Quand Boko Haram réconcilie les deux frères ennemis

Le président nigérian, Muhammadu Buhari, est en visite aujourd’hui même, chez son voisin camerounais, Paul Biya.

Une visite annoncée depuis son accession au pouvoir, et qui survient à un moment où le contexte sous-régional est marqué par la recrudescence des attentats-suicides de la secte islamiste Boko Haram, dans les deux pays. On se rappelle qu’au lendemain de son investiture, le 29 mai dernier, le président Buhari s’était rendu au Niger et au Tchad, deux pays confrontés comme le sien, aux attaques meurtrières des fous d’Allah. Mais si le nouveau président a voulu, à travers sa première sortie, annoncer la couleur en affirmant sa détermination à combattre par tous les moyens la nébuleuse, il est à noter que cette même sortie n’a pas manqué de susciter des interrogations chez bien des observateurs.

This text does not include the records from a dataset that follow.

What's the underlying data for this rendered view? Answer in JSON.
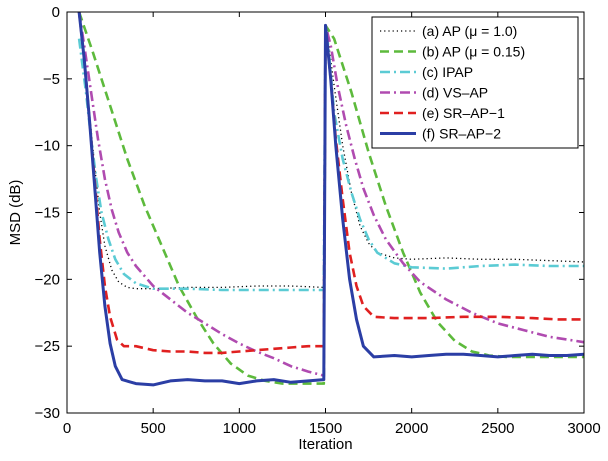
{
  "chart_data": {
    "type": "line",
    "title": "",
    "xlabel": "Iteration",
    "ylabel": "MSD (dB)",
    "xlim": [
      0,
      3000
    ],
    "ylim": [
      -30,
      0
    ],
    "xticks": [
      "0",
      "500",
      "1000",
      "1500",
      "2000",
      "2500",
      "3000"
    ],
    "yticks": [
      "0",
      "−5",
      "−10",
      "−15",
      "−20",
      "−25",
      "−30"
    ],
    "grid": false,
    "legend_position": "top-right",
    "series": [
      {
        "name": "(a) AP (μ = 1.0)",
        "color": "#000000",
        "style": "dotted",
        "points": [
          [
            70,
            0
          ],
          [
            100,
            -3.5
          ],
          [
            130,
            -7.5
          ],
          [
            160,
            -11.5
          ],
          [
            190,
            -15
          ],
          [
            220,
            -17.5
          ],
          [
            260,
            -19.3
          ],
          [
            300,
            -20.2
          ],
          [
            350,
            -20.6
          ],
          [
            400,
            -20.7
          ],
          [
            500,
            -20.7
          ],
          [
            700,
            -20.6
          ],
          [
            900,
            -20.6
          ],
          [
            1100,
            -20.5
          ],
          [
            1300,
            -20.5
          ],
          [
            1490,
            -20.6
          ],
          [
            1500,
            -1
          ],
          [
            1520,
            -2.5
          ],
          [
            1550,
            -5.5
          ],
          [
            1600,
            -10
          ],
          [
            1650,
            -13.5
          ],
          [
            1700,
            -16
          ],
          [
            1750,
            -17.3
          ],
          [
            1800,
            -18
          ],
          [
            1900,
            -18.4
          ],
          [
            2000,
            -18.5
          ],
          [
            2200,
            -18.4
          ],
          [
            2400,
            -18.5
          ],
          [
            2600,
            -18.5
          ],
          [
            2800,
            -18.6
          ],
          [
            3000,
            -18.7
          ]
        ]
      },
      {
        "name": "(b) AP (μ = 0.15)",
        "color": "#5dba3c",
        "style": "dashed",
        "points": [
          [
            70,
            0
          ],
          [
            150,
            -3
          ],
          [
            250,
            -7
          ],
          [
            350,
            -11
          ],
          [
            450,
            -14.5
          ],
          [
            550,
            -17.5
          ],
          [
            650,
            -20.5
          ],
          [
            750,
            -22.8
          ],
          [
            850,
            -24.8
          ],
          [
            950,
            -26.3
          ],
          [
            1050,
            -27.2
          ],
          [
            1150,
            -27.6
          ],
          [
            1250,
            -27.8
          ],
          [
            1350,
            -27.8
          ],
          [
            1490,
            -27.8
          ],
          [
            1500,
            -1
          ],
          [
            1550,
            -2
          ],
          [
            1650,
            -6
          ],
          [
            1750,
            -10.5
          ],
          [
            1850,
            -14.5
          ],
          [
            1950,
            -18
          ],
          [
            2050,
            -21
          ],
          [
            2150,
            -23.2
          ],
          [
            2250,
            -24.6
          ],
          [
            2350,
            -25.4
          ],
          [
            2450,
            -25.7
          ],
          [
            2550,
            -25.8
          ],
          [
            2700,
            -25.8
          ],
          [
            2850,
            -25.8
          ],
          [
            3000,
            -25.8
          ]
        ]
      },
      {
        "name": "(c) IPAP",
        "color": "#5bcbd4",
        "style": "dashdot",
        "points": [
          [
            70,
            -2
          ],
          [
            90,
            -4
          ],
          [
            110,
            -6
          ],
          [
            140,
            -9.5
          ],
          [
            170,
            -12.5
          ],
          [
            200,
            -15
          ],
          [
            240,
            -17
          ],
          [
            280,
            -18.5
          ],
          [
            330,
            -19.6
          ],
          [
            400,
            -20.3
          ],
          [
            500,
            -20.7
          ],
          [
            700,
            -20.7
          ],
          [
            900,
            -20.8
          ],
          [
            1100,
            -20.8
          ],
          [
            1300,
            -20.8
          ],
          [
            1490,
            -20.8
          ],
          [
            1500,
            -1
          ],
          [
            1520,
            -3
          ],
          [
            1550,
            -7.5
          ],
          [
            1600,
            -11
          ],
          [
            1650,
            -13.5
          ],
          [
            1700,
            -15.5
          ],
          [
            1750,
            -17
          ],
          [
            1800,
            -18
          ],
          [
            1900,
            -18.8
          ],
          [
            2000,
            -19.1
          ],
          [
            2200,
            -19.2
          ],
          [
            2400,
            -19
          ],
          [
            2600,
            -18.9
          ],
          [
            2800,
            -19
          ],
          [
            3000,
            -19
          ]
        ]
      },
      {
        "name": "(d) VS–AP",
        "color": "#b04bb0",
        "style": "dashdot",
        "points": [
          [
            70,
            0
          ],
          [
            100,
            -2.5
          ],
          [
            140,
            -6
          ],
          [
            180,
            -9.5
          ],
          [
            220,
            -12.5
          ],
          [
            260,
            -14.8
          ],
          [
            300,
            -16.5
          ],
          [
            350,
            -18
          ],
          [
            400,
            -19
          ],
          [
            500,
            -20.5
          ],
          [
            600,
            -21.5
          ],
          [
            700,
            -22.5
          ],
          [
            800,
            -23.3
          ],
          [
            900,
            -24.1
          ],
          [
            1000,
            -24.8
          ],
          [
            1100,
            -25.4
          ],
          [
            1200,
            -25.9
          ],
          [
            1300,
            -26.5
          ],
          [
            1400,
            -26.9
          ],
          [
            1490,
            -27.2
          ],
          [
            1500,
            -1
          ],
          [
            1530,
            -2.5
          ],
          [
            1570,
            -5.5
          ],
          [
            1620,
            -8.5
          ],
          [
            1670,
            -11
          ],
          [
            1720,
            -13.2
          ],
          [
            1780,
            -15.2
          ],
          [
            1850,
            -17
          ],
          [
            1950,
            -18.8
          ],
          [
            2050,
            -20.2
          ],
          [
            2200,
            -21.5
          ],
          [
            2350,
            -22.5
          ],
          [
            2500,
            -23.3
          ],
          [
            2650,
            -23.8
          ],
          [
            2800,
            -24.3
          ],
          [
            3000,
            -24.7
          ]
        ]
      },
      {
        "name": "(e) SR–AP−1",
        "color": "#e02020",
        "style": "dashed",
        "points": [
          [
            70,
            0
          ],
          [
            100,
            -3.5
          ],
          [
            130,
            -8
          ],
          [
            160,
            -12.5
          ],
          [
            190,
            -17
          ],
          [
            220,
            -20.5
          ],
          [
            250,
            -22.8
          ],
          [
            290,
            -24.5
          ],
          [
            330,
            -25
          ],
          [
            400,
            -25
          ],
          [
            500,
            -25.3
          ],
          [
            600,
            -25.4
          ],
          [
            700,
            -25.4
          ],
          [
            800,
            -25.5
          ],
          [
            900,
            -25.5
          ],
          [
            1000,
            -25.4
          ],
          [
            1100,
            -25.3
          ],
          [
            1200,
            -25.2
          ],
          [
            1300,
            -25.1
          ],
          [
            1400,
            -25
          ],
          [
            1490,
            -25
          ],
          [
            1500,
            -1
          ],
          [
            1530,
            -5
          ],
          [
            1560,
            -9.5
          ],
          [
            1600,
            -14
          ],
          [
            1640,
            -18
          ],
          [
            1680,
            -20.5
          ],
          [
            1720,
            -22
          ],
          [
            1780,
            -22.8
          ],
          [
            1900,
            -22.9
          ],
          [
            2100,
            -22.9
          ],
          [
            2300,
            -22.8
          ],
          [
            2500,
            -22.8
          ],
          [
            2700,
            -22.9
          ],
          [
            2850,
            -23
          ],
          [
            3000,
            -23
          ]
        ]
      },
      {
        "name": "(f) SR–AP−2",
        "color": "#2b3ea5",
        "style": "solid",
        "points": [
          [
            70,
            0
          ],
          [
            100,
            -3.5
          ],
          [
            130,
            -8
          ],
          [
            160,
            -13
          ],
          [
            190,
            -18
          ],
          [
            220,
            -22
          ],
          [
            250,
            -24.8
          ],
          [
            280,
            -26.5
          ],
          [
            320,
            -27.5
          ],
          [
            400,
            -27.8
          ],
          [
            500,
            -27.9
          ],
          [
            600,
            -27.6
          ],
          [
            700,
            -27.5
          ],
          [
            800,
            -27.6
          ],
          [
            900,
            -27.6
          ],
          [
            1000,
            -27.8
          ],
          [
            1100,
            -27.6
          ],
          [
            1200,
            -27.5
          ],
          [
            1300,
            -27.7
          ],
          [
            1400,
            -27.6
          ],
          [
            1490,
            -27.5
          ],
          [
            1500,
            -1
          ],
          [
            1530,
            -5
          ],
          [
            1560,
            -10
          ],
          [
            1600,
            -15.5
          ],
          [
            1640,
            -20
          ],
          [
            1680,
            -23
          ],
          [
            1720,
            -25
          ],
          [
            1780,
            -25.8
          ],
          [
            1900,
            -25.7
          ],
          [
            2000,
            -25.8
          ],
          [
            2100,
            -25.7
          ],
          [
            2200,
            -25.6
          ],
          [
            2300,
            -25.6
          ],
          [
            2400,
            -25.7
          ],
          [
            2500,
            -25.8
          ],
          [
            2600,
            -25.7
          ],
          [
            2700,
            -25.6
          ],
          [
            2800,
            -25.7
          ],
          [
            2900,
            -25.7
          ],
          [
            3000,
            -25.6
          ]
        ]
      }
    ]
  }
}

Pourquoi a-t-il réservé sa première sortie officielle au Niger et au Tchad, alors que le Cameroun combat bien avant ces deux Etats, Boko Haram ? Certains même n’ont pas manqué d’y voir un lien

avec le climat politique tendu entre les deux pays.
On sait, en effet, qu’Abuja et Yaoundé ne filent pas le parfait amour depuis l’affaire de la presqu’île de Bakassi qui a mis à mal les relations de bon voisinage entre les deux voisins. Un désamour que du reste, la présidence de Goodluck Jonathan n’a rien fait pour arranger. Bref, Buhari a décidé de tourner cette mauvaise page en appliquant tout simplement l’adage selon lequel « l’ennemi de mon ennemi est mon ami ». Et il était grand temps pour cela, car cette relation difficile risquait de compromettre sérieusement toute chance de venir à bout de la bande à Abubakar Shekau. Dommage que le prédécesseur de Buhari n’ait pas apprécié la situation avec la même hauteur de vue. Aujourd’hui, aussi bien par devoir que par instinct de survie, les deux nations sont obligées de se donner la main.

Le Cameroun est un partenaire important dans la coalition anti-Boko Haram
Ainsi, Boko Haram, involontairement, a réussi là où les voisins des deux pays, l’Union africaine (UA) et la communauté internationale ont échoué : réconcilier les deux frères ennemis que les prétentions territoriales avaient séparés pendant bien longtemps. Cela dit, il ne fait pas le moindre doute que la question de la lutte contre la secte islamiste sera au centre des entretiens que les deux chefs d’Etat auront au cours de ces deux jours de visite « d’amitié et de travail ». La première visite du genre qu’a effectuée le président nigérian, avait été pour le Niger et le Tchad, deux pays engagés comme le Nigeria, dans la lutte contre Boko Haram devenu depuis peu le Groupe de l’Etat islamique pour l’Afrique de l’Ouest.
En se rendant cette fois-ci à Yaoundé, Buhari remet les pendules à l’heure et coupe ainsi l’herbe sous les pieds de toutes les mauvaises langues qui avaient vu dans sa première sortie officielle au Niger et au Tchad, sa volonté de maintenir l’hostilité qu’à entretenue et lui a transmise son prédécesseur Goodluck Jonathan. Une attitude qui, si elle se confirmait, n’aurait rendu service ni au Cameroun ni au Nigeria. Car, il est clair qu’aucun de ces deux pays ne peut prétendre, à lui seul, venir à bout de Boko Haram. Il est vrai que les soldats tchadiens ont largement fait la preuve de leur courage et de leur efficacité sur le terrain de la lutte contre la secte, et que les Nigériens ont fait la preuve de leur bonne volonté.
Mais avec sa logistique notamment son aviation, très bien équipée et les précisions dans ses opérations, le Cameroun est un partenaire important, sinon indispensable dans cette coalition anti-Boko Haram. C’est dans une synergie des forces et à travers le renseignement que la secte Boko Haram sera vaincue. Espérons que ce déplacement de Buhari au Cameroun provoquera, au niveau des relations des deux pays, le dégel nécessaire pour que leur efforts communs contre la bande à Abubakar Shehau soient couronnés de succès.